Des milliers de nigériens participaient à une nouvelle journée de manifestations pro-putschistes à Niamey, la capitale du pays, jeudi 3 août. Tandis que Londres et Washington ont ordonné l’évacuation de leur personnel non essentiel sur place, Paris a demandé des garanties de sécurité pour les ambassades étrangères.

Des milliers de personnes se sont rassemblées jeudi à Niamey pour soutenir les auteurs du coup d’Etat au Niger qui a renversé le président élu Mohamed Bazoum, séquestré depuis huit jours et dont le président américain a exigé la " libération immédiate ".

De plusieurs centaines au début du rassemblement sur la place de l’indépendance à Niamey, les manifestants sont vite devenus des milliers, ont constaté des journalistes de l’AFP.

Ils sont venus à l’appel du M62, une coalition d’organisations de la société civile " souverainistes ", le jour de la fête des 63 ans de l’indépendance du Niger de la France, ex-puissance coloniale qui y dispose de quelque 1.500 soldats pour aider à combattre les groupes armés jihadistes qui sévissent dans ce pays.

" A bas la France ", " Vive la Russie, vive Poutine ", scandaient notamment les manifestants.
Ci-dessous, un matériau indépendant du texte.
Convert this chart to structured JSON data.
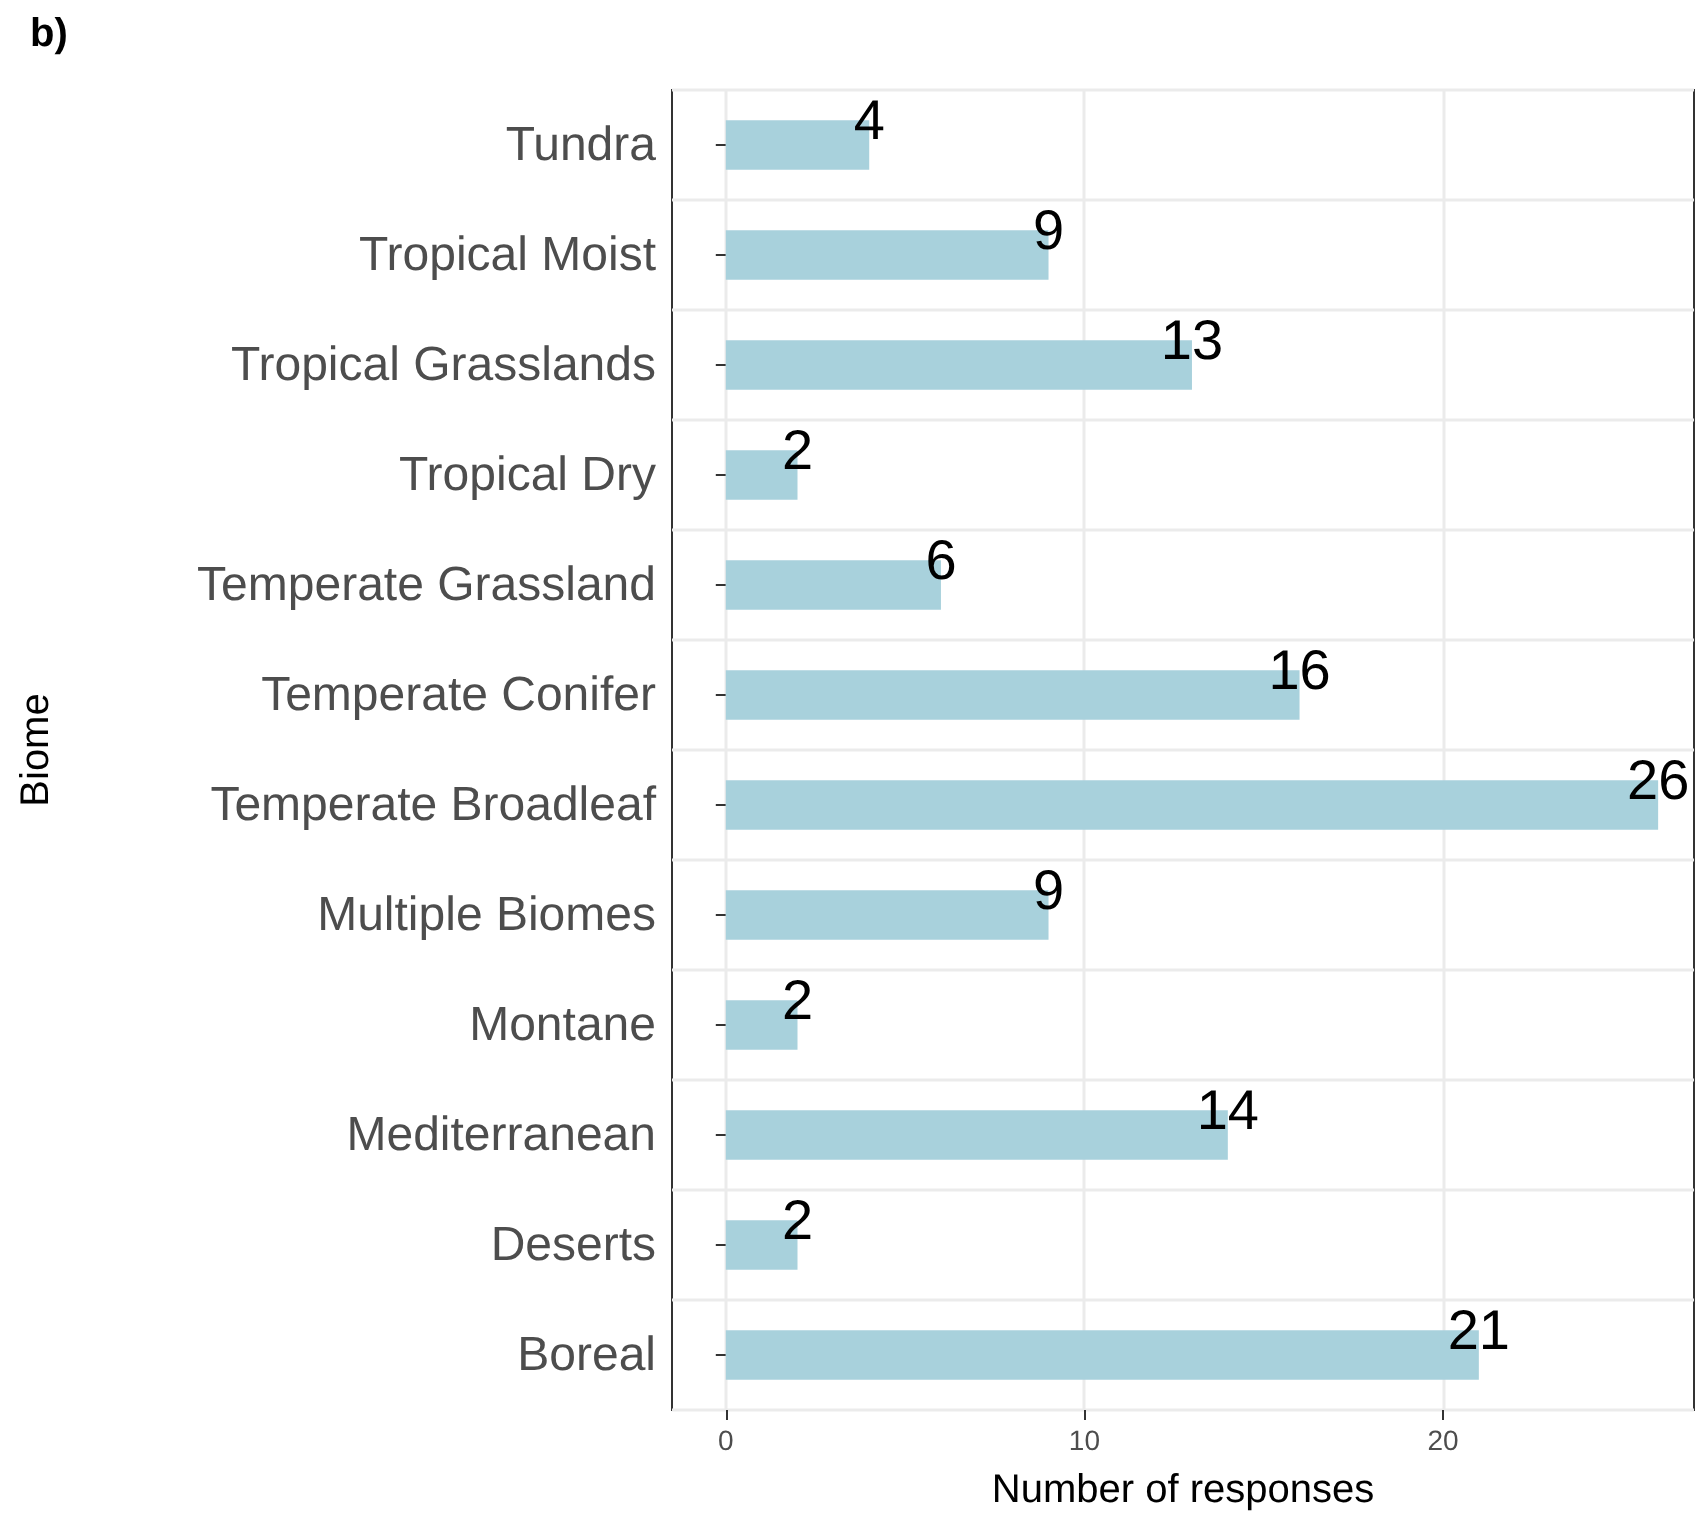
{
  "chart_data": {
    "type": "bar",
    "orientation": "horizontal",
    "title": "b)",
    "xlabel": "Number of responses",
    "ylabel": "Biome",
    "categories": [
      "Tundra",
      "Tropical Moist",
      "Tropical Grasslands",
      "Tropical Dry",
      "Temperate Grassland",
      "Temperate Conifer",
      "Temperate Broadleaf",
      "Multiple Biomes",
      "Montane",
      "Mediterranean",
      "Deserts",
      "Boreal"
    ],
    "values": [
      4,
      9,
      13,
      2,
      6,
      16,
      26,
      9,
      2,
      14,
      2,
      21
    ],
    "color": "#a8d1dc",
    "data_labels": true,
    "xlim": [
      -1.5,
      27
    ],
    "xticks": [
      0,
      10,
      20
    ],
    "grid": true
  }
}
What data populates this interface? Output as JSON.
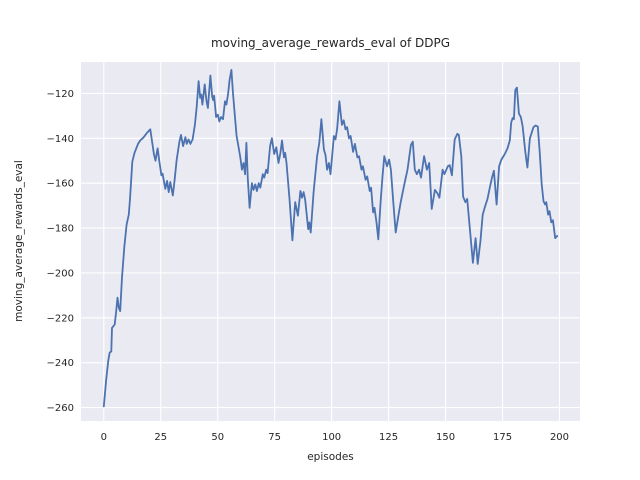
{
  "figure": {
    "title": "moving_average_rewards_eval of DDPG",
    "xlabel": "episodes",
    "ylabel": "moving_average_rewards_eval"
  },
  "chart_data": {
    "type": "line",
    "title": "moving_average_rewards_eval of DDPG",
    "xlabel": "episodes",
    "ylabel": "moving_average_rewards_eval",
    "x_ticks": [
      0,
      25,
      50,
      75,
      100,
      125,
      150,
      175,
      200
    ],
    "y_ticks": [
      -120,
      -140,
      -160,
      -180,
      -200,
      -220,
      -240,
      -260
    ],
    "xlim": [
      -10,
      209
    ],
    "ylim": [
      -266,
      -106
    ],
    "grid": true,
    "legend_position": "none",
    "colors": {
      "line": "#4c72b0",
      "axes_background": "#eaeaf2",
      "grid": "#ffffff",
      "figure_background": "#ffffff",
      "text": "#262626"
    },
    "series": [
      {
        "name": "moving_average_rewards_eval",
        "points": [
          [
            0,
            -259.5
          ],
          [
            1,
            -248
          ],
          [
            2,
            -239
          ],
          [
            2.6,
            -235.5
          ],
          [
            3.3,
            -235
          ],
          [
            3.6,
            -224.5
          ],
          [
            4.8,
            -223
          ],
          [
            5.4,
            -217.5
          ],
          [
            6,
            -211
          ],
          [
            6.6,
            -215.5
          ],
          [
            7.2,
            -217
          ],
          [
            8,
            -202
          ],
          [
            9,
            -188.5
          ],
          [
            10,
            -178.5
          ],
          [
            11,
            -174
          ],
          [
            11.5,
            -167
          ],
          [
            12.5,
            -150.5
          ],
          [
            13.5,
            -146.5
          ],
          [
            15,
            -142.5
          ],
          [
            16,
            -141
          ],
          [
            17.5,
            -139.5
          ],
          [
            19,
            -137.5
          ],
          [
            20.4,
            -136
          ],
          [
            21.2,
            -141.5
          ],
          [
            22,
            -147
          ],
          [
            22.7,
            -150
          ],
          [
            23.6,
            -144.5
          ],
          [
            24.4,
            -150.5
          ],
          [
            25.3,
            -156.5
          ],
          [
            25.8,
            -155.8
          ],
          [
            27,
            -162.5
          ],
          [
            27.8,
            -159
          ],
          [
            28.5,
            -164
          ],
          [
            29.2,
            -159.5
          ],
          [
            30.3,
            -165.5
          ],
          [
            31,
            -159.5
          ],
          [
            32,
            -149.5
          ],
          [
            33.2,
            -141.5
          ],
          [
            33.9,
            -138.5
          ],
          [
            34.8,
            -143.5
          ],
          [
            35.8,
            -139.5
          ],
          [
            36.4,
            -142.5
          ],
          [
            37.2,
            -140.5
          ],
          [
            38,
            -142.5
          ],
          [
            39,
            -140.5
          ],
          [
            40,
            -134
          ],
          [
            40.8,
            -126
          ],
          [
            41.6,
            -114.5
          ],
          [
            42.3,
            -122
          ],
          [
            42.8,
            -120.5
          ],
          [
            43.3,
            -125
          ],
          [
            44.3,
            -116
          ],
          [
            45.1,
            -123.5
          ],
          [
            45.7,
            -126.5
          ],
          [
            46.8,
            -112
          ],
          [
            47.6,
            -121.5
          ],
          [
            48,
            -123
          ],
          [
            48.4,
            -121
          ],
          [
            49.3,
            -130.5
          ],
          [
            50.1,
            -129.5
          ],
          [
            50.7,
            -132.5
          ],
          [
            51.5,
            -130.5
          ],
          [
            52.3,
            -131.5
          ],
          [
            53.2,
            -123.5
          ],
          [
            53.8,
            -125
          ],
          [
            54.5,
            -120.5
          ],
          [
            55.2,
            -114
          ],
          [
            56,
            -109.5
          ],
          [
            56.7,
            -120
          ],
          [
            57.3,
            -127
          ],
          [
            58.3,
            -139
          ],
          [
            59.1,
            -143.5
          ],
          [
            60,
            -149
          ],
          [
            60.6,
            -154
          ],
          [
            61.3,
            -151
          ],
          [
            62,
            -156
          ],
          [
            62.6,
            -142
          ],
          [
            63.2,
            -158
          ],
          [
            64,
            -171
          ],
          [
            65,
            -160
          ],
          [
            65.7,
            -163
          ],
          [
            66.5,
            -160.5
          ],
          [
            67.2,
            -163.5
          ],
          [
            68,
            -160
          ],
          [
            68.7,
            -162
          ],
          [
            69.8,
            -156
          ],
          [
            70.4,
            -157.5
          ],
          [
            71.3,
            -154
          ],
          [
            71.9,
            -155.5
          ],
          [
            73,
            -143.5
          ],
          [
            73.8,
            -140
          ],
          [
            74.8,
            -147
          ],
          [
            75.7,
            -144
          ],
          [
            76.7,
            -151
          ],
          [
            77.5,
            -146.5
          ],
          [
            78.2,
            -141
          ],
          [
            79.1,
            -148.5
          ],
          [
            79.6,
            -146.5
          ],
          [
            80.2,
            -151
          ],
          [
            81.5,
            -167
          ],
          [
            82.8,
            -185.5
          ],
          [
            84,
            -168.5
          ],
          [
            85.2,
            -174.5
          ],
          [
            86.3,
            -163.5
          ],
          [
            87,
            -166.5
          ],
          [
            87.7,
            -164
          ],
          [
            88.4,
            -167.5
          ],
          [
            89.7,
            -180.5
          ],
          [
            90.2,
            -177.5
          ],
          [
            90.8,
            -182
          ],
          [
            92.1,
            -164
          ],
          [
            93.6,
            -148
          ],
          [
            94.6,
            -142
          ],
          [
            95.5,
            -131.5
          ],
          [
            96.6,
            -145
          ],
          [
            97.3,
            -147.5
          ],
          [
            98,
            -154
          ],
          [
            98.8,
            -151
          ],
          [
            99.5,
            -156
          ],
          [
            101,
            -139
          ],
          [
            101.7,
            -140.5
          ],
          [
            102.4,
            -136
          ],
          [
            103.4,
            -123.5
          ],
          [
            104.5,
            -134
          ],
          [
            105.3,
            -132
          ],
          [
            106.1,
            -136
          ],
          [
            106.8,
            -135
          ],
          [
            107.6,
            -140
          ],
          [
            108.3,
            -139
          ],
          [
            109.4,
            -146
          ],
          [
            110.2,
            -142.5
          ],
          [
            111.3,
            -148.5
          ],
          [
            112,
            -148
          ],
          [
            113.1,
            -154
          ],
          [
            113.7,
            -152.5
          ],
          [
            114.9,
            -158.5
          ],
          [
            115.6,
            -157
          ],
          [
            116.7,
            -163.5
          ],
          [
            117.3,
            -162
          ],
          [
            118.2,
            -173
          ],
          [
            118.8,
            -171
          ],
          [
            119.7,
            -177.5
          ],
          [
            120.5,
            -185
          ],
          [
            121.5,
            -168.5
          ],
          [
            122.3,
            -157
          ],
          [
            123.1,
            -148
          ],
          [
            124.3,
            -152.5
          ],
          [
            125.2,
            -149.5
          ],
          [
            126,
            -154
          ],
          [
            127,
            -168
          ],
          [
            128.1,
            -182
          ],
          [
            129.2,
            -175
          ],
          [
            130.3,
            -168.5
          ],
          [
            131.8,
            -161
          ],
          [
            133.3,
            -154
          ],
          [
            134.8,
            -143
          ],
          [
            135.6,
            -141.5
          ],
          [
            136.5,
            -154
          ],
          [
            137.4,
            -156
          ],
          [
            138.4,
            -154
          ],
          [
            139.2,
            -157.5
          ],
          [
            140.6,
            -148
          ],
          [
            141.8,
            -154
          ],
          [
            142.8,
            -151
          ],
          [
            143.9,
            -171.5
          ],
          [
            145.3,
            -163
          ],
          [
            146.4,
            -164.5
          ],
          [
            147.3,
            -166.5
          ],
          [
            148.7,
            -154
          ],
          [
            149.5,
            -156
          ],
          [
            151,
            -152.5
          ],
          [
            151.8,
            -152
          ],
          [
            152.8,
            -156.5
          ],
          [
            154,
            -140.5
          ],
          [
            155.2,
            -138
          ],
          [
            155.8,
            -138.5
          ],
          [
            156.9,
            -148
          ],
          [
            157.7,
            -166
          ],
          [
            158.7,
            -168.5
          ],
          [
            159.5,
            -167
          ],
          [
            161,
            -184
          ],
          [
            162,
            -195.5
          ],
          [
            163.2,
            -184.5
          ],
          [
            164.1,
            -196
          ],
          [
            165.3,
            -186
          ],
          [
            166.3,
            -174
          ],
          [
            167.3,
            -170.5
          ],
          [
            168.4,
            -167
          ],
          [
            169.4,
            -162
          ],
          [
            170.4,
            -157.5
          ],
          [
            171.2,
            -154.5
          ],
          [
            172.4,
            -169.5
          ],
          [
            173.5,
            -152.5
          ],
          [
            174.5,
            -149.5
          ],
          [
            176,
            -147
          ],
          [
            177.2,
            -144.5
          ],
          [
            178.2,
            -141
          ],
          [
            178.8,
            -133
          ],
          [
            179.4,
            -131
          ],
          [
            180,
            -131.5
          ],
          [
            180.6,
            -118.5
          ],
          [
            181.3,
            -117.4
          ],
          [
            182.2,
            -129
          ],
          [
            183,
            -130.5
          ],
          [
            183.8,
            -134.5
          ],
          [
            185,
            -146
          ],
          [
            185.9,
            -153
          ],
          [
            187,
            -140
          ],
          [
            187.8,
            -137.5
          ],
          [
            188.6,
            -135
          ],
          [
            189.5,
            -134.3
          ],
          [
            190.5,
            -134.8
          ],
          [
            191.3,
            -146
          ],
          [
            192.2,
            -160.5
          ],
          [
            193,
            -168
          ],
          [
            193.7,
            -169.5
          ],
          [
            194.2,
            -168.5
          ],
          [
            195,
            -174
          ],
          [
            195.6,
            -172.5
          ],
          [
            196.4,
            -177.5
          ],
          [
            197.1,
            -176.5
          ],
          [
            198.1,
            -184.5
          ],
          [
            199,
            -183.5
          ]
        ]
      }
    ]
  }
}
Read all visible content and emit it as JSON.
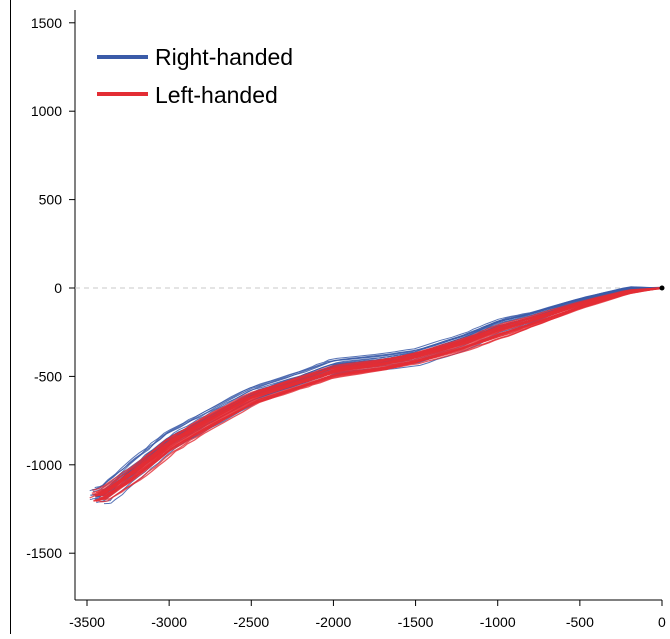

Préoccupations occidentales concernant le personnel diplomatique

Depuis le coup d’Etat du 26 juillet dans ce pays producteur de pétrole et d’uranium, les relations avec Paris se sont dégradées à la suite d’incidents dimanche lors d’une précédente manifestation devant l’ambassade de France, qui ont entraîné l’évacuation de plus de 500 Français.

Avant la manifestation de jeudi, Paris a rappelé " que la sécurité des emprises et des personnels diplomatiques sont des obligations au titre du droit international ".

Aux Etats-Unis, un des principaux partenaires du Niger avec la France et qui y déploie également un millier de militaires, le président Joe Biden a appelé " à la libération immédiate du président Bazoum et sa famille, et à la préservation de la démocratie conquise de haute lutte au Niger ".

M. Bazoum, 63 ans, est retenu avec sa famille depuis le jour du putsch le 26 juillet dans sa résidence présidentielle. L’électricité y a été volontairement coupée jeudi, a affirmé son parti.

La France a affrété cinq avions depuis mardi pour une opération d’évacuation qui s’est achevée jeudi.

Les Etats-Unis ont ordonné mercredi l’évacuation de leur personnel non essentiel à l’ambassade de Niamey. Londres a fait de même jeudi " en raison de la situation sécuritaire ".

La Cédéao en première ligne

La situation est tendue avec les partenaires occidentaux et africains traditionnels du Niger depuis que l’ex-chef de la garde présidentielle, le général Abdourahamane Tiani, a pris le pouvoir.

La Communauté économique des Etats de l’Afrique de l’Ouest (Cédéao), présidée par le Nigeria, a dit se préparer à une opération militaire même si elle a souligné qu’il s’agissait de " la dernière option sur la table ".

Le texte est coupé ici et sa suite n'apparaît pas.